I did some research and uncovered several successful dividend investors, whose stories provide reassurance that the traits of successful dividend investing I outlined in a previous post are indeed accurate.

The first investor is Anne Scheiber, who turned a $5,000 investment in 1944 into $22 million by the time of her death at the age of 101 in 1995. Anne Scheiber worked as an IRS auditor for 23 years, never earning more than $3150/year. The one important lesson she learned auditing tax returns was that the surest way to become rich in America is by accumulating stocks. She accumulated stocks in brand name companies she understood and then reinvested dividends for decades. She never sold, in order to avoid paying taxes and commissions. She also never sold even during the 1972-1974 bear market as well as the 1987 market crash because she had high conviction in her stocks picks. She also held a diversified portfolio of almost 100 individual securities in brand names such as Coca-Cola (KO), PepsiCo (PEP), Bristol-Myers (BMY), Schering Plough (acquired by Pfizer in 2009). She read annual reports with the same inquisitive mind she audited tax returns during her tenure at the IRS and also attended annual shareholders meetings. Anne Scheiber did her own research on stocks, and was focusing her attention on strong franchises which have the opportunity to increase earnings and pay higher dividends over time.

In her later years she reinvested her dividends into tax free municipal bonds, which is why her portfolio had a 30% allocation to fixed income at the time of her death. At the time of her death, her portfolio was throwing off $750,000 in dividend and interest income annually. She donated her whole fortune to Yeshiva University, even though she never attended it herself.
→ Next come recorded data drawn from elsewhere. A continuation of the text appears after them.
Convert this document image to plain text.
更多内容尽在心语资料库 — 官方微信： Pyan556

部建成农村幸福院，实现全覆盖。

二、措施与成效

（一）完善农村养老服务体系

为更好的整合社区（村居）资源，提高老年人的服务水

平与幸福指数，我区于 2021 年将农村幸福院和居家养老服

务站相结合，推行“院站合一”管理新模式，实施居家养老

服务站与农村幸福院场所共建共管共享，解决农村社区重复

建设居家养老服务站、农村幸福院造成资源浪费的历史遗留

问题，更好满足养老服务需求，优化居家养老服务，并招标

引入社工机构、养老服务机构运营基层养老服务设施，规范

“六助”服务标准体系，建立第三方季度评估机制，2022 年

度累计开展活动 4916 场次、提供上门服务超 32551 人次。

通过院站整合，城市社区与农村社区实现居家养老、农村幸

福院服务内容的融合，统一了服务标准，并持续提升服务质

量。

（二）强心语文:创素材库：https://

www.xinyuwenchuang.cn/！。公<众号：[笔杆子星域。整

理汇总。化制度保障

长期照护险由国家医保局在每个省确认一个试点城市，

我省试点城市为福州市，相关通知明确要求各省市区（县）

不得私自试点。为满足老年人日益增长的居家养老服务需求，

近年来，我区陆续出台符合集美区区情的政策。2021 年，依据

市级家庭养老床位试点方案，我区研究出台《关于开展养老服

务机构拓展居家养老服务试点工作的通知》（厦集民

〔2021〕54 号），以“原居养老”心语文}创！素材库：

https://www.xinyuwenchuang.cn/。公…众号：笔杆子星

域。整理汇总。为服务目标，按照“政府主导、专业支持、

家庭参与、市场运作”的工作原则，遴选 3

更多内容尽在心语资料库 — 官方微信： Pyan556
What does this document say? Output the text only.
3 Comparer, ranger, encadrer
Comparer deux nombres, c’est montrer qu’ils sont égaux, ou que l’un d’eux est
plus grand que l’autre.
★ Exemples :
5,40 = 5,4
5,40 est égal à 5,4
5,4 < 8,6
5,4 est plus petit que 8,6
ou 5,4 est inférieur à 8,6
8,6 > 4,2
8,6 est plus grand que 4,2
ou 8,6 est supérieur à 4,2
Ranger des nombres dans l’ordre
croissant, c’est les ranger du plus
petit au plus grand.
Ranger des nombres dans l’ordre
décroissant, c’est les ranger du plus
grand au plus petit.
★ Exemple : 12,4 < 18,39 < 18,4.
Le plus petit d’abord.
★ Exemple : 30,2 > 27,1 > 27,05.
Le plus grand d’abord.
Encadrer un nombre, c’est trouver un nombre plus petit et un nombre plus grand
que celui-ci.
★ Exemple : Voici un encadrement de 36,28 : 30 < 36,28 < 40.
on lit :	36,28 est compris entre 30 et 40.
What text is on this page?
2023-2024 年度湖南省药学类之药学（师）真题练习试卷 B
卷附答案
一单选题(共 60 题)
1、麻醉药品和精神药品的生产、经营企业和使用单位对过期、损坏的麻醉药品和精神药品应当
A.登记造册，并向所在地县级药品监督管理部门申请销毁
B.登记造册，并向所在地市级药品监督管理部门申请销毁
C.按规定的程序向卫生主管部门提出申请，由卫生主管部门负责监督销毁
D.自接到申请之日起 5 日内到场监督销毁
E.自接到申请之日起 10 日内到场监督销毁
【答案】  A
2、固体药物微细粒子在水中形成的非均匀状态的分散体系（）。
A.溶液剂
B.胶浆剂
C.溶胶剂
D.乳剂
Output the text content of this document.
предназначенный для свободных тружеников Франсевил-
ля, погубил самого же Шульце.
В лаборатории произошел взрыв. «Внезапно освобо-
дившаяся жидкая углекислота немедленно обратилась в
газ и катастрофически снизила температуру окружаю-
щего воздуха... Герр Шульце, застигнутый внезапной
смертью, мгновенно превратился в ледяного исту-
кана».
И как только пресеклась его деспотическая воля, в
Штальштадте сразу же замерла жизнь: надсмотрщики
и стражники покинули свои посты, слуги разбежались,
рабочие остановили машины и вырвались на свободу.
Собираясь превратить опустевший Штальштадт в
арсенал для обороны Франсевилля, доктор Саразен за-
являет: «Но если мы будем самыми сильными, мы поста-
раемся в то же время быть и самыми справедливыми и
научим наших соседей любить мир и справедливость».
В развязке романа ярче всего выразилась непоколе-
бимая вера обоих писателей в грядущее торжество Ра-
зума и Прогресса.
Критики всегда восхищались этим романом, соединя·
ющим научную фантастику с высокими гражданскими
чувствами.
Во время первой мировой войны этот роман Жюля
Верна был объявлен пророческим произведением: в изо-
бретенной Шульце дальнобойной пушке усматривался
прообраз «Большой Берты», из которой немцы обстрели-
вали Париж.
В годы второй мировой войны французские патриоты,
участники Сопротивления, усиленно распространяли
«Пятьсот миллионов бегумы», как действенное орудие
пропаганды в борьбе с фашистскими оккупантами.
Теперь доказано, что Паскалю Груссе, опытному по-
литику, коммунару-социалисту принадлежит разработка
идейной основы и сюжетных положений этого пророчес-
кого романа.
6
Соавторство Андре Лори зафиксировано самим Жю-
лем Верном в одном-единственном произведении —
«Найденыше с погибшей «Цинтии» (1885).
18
The second investor is Grace Groner, who turned a small $180 investment in 1935 into $7 million by the time of her death in 2010. Ms Groner, who worked as a secretary at Abbott Laboratories for 43 years invested $180 in 3 shares of Abbott Laboratories (ABT) in 1935. She then simply reinvested the dividends for the next 75 years. She never sold, but just held on to her shares.

She was frugal, having grown up in the depression era, and was the classical millionaire next door type of person who was not interested in keeping up with the Joneses. Grace Groner left her entire fortune to her Alma Mater. Her $7 million donation is generating approximately $250,000 in annual dividend income.

The reason why dividend investors are not highly publicized is because dividend investing is not sexy enough to be featured in the financial mainstream media. In addition to that, it is not profitable for Wall Street to sell you into the idea that ordinary investors can invest on their own. Compare this to mutual funds, annuities and other products which generate billions in commissions for Wall Street, despite the fact that they might not be in the best interest of small investors.

The third dividend investor is Warren Buffett, the Oracle of Omaha himself. In a previous article I have outlined the reasoning behind my belief that Buffett is a closet dividend investor. He explicitly noted in his 2009 letter that "the best businesses by far for owners continue to be those that have high returns on capital and that require little incremental investment to grow". His investment in See's Candy is the best example of that.

Some of Buffett's best companies/stock that he has owned such as Geico, Coca Cola , See's Candy are exactly the types of investments mentioned above. He has mentioned that at Berkshire he tries to stick with businesses whose profit picture for decades to come seems reasonably predictable. Per Buffett the best businesses by far for owners continue to be those that have high returns on capital and that require little incremental investment to grow. In addition, his 2011 letter discussed his dividend income from all of Berkshire Hathaway investments, including his prediction that Coca Cola dividends will keep on increasing, based on the pattern of historical dividend increases.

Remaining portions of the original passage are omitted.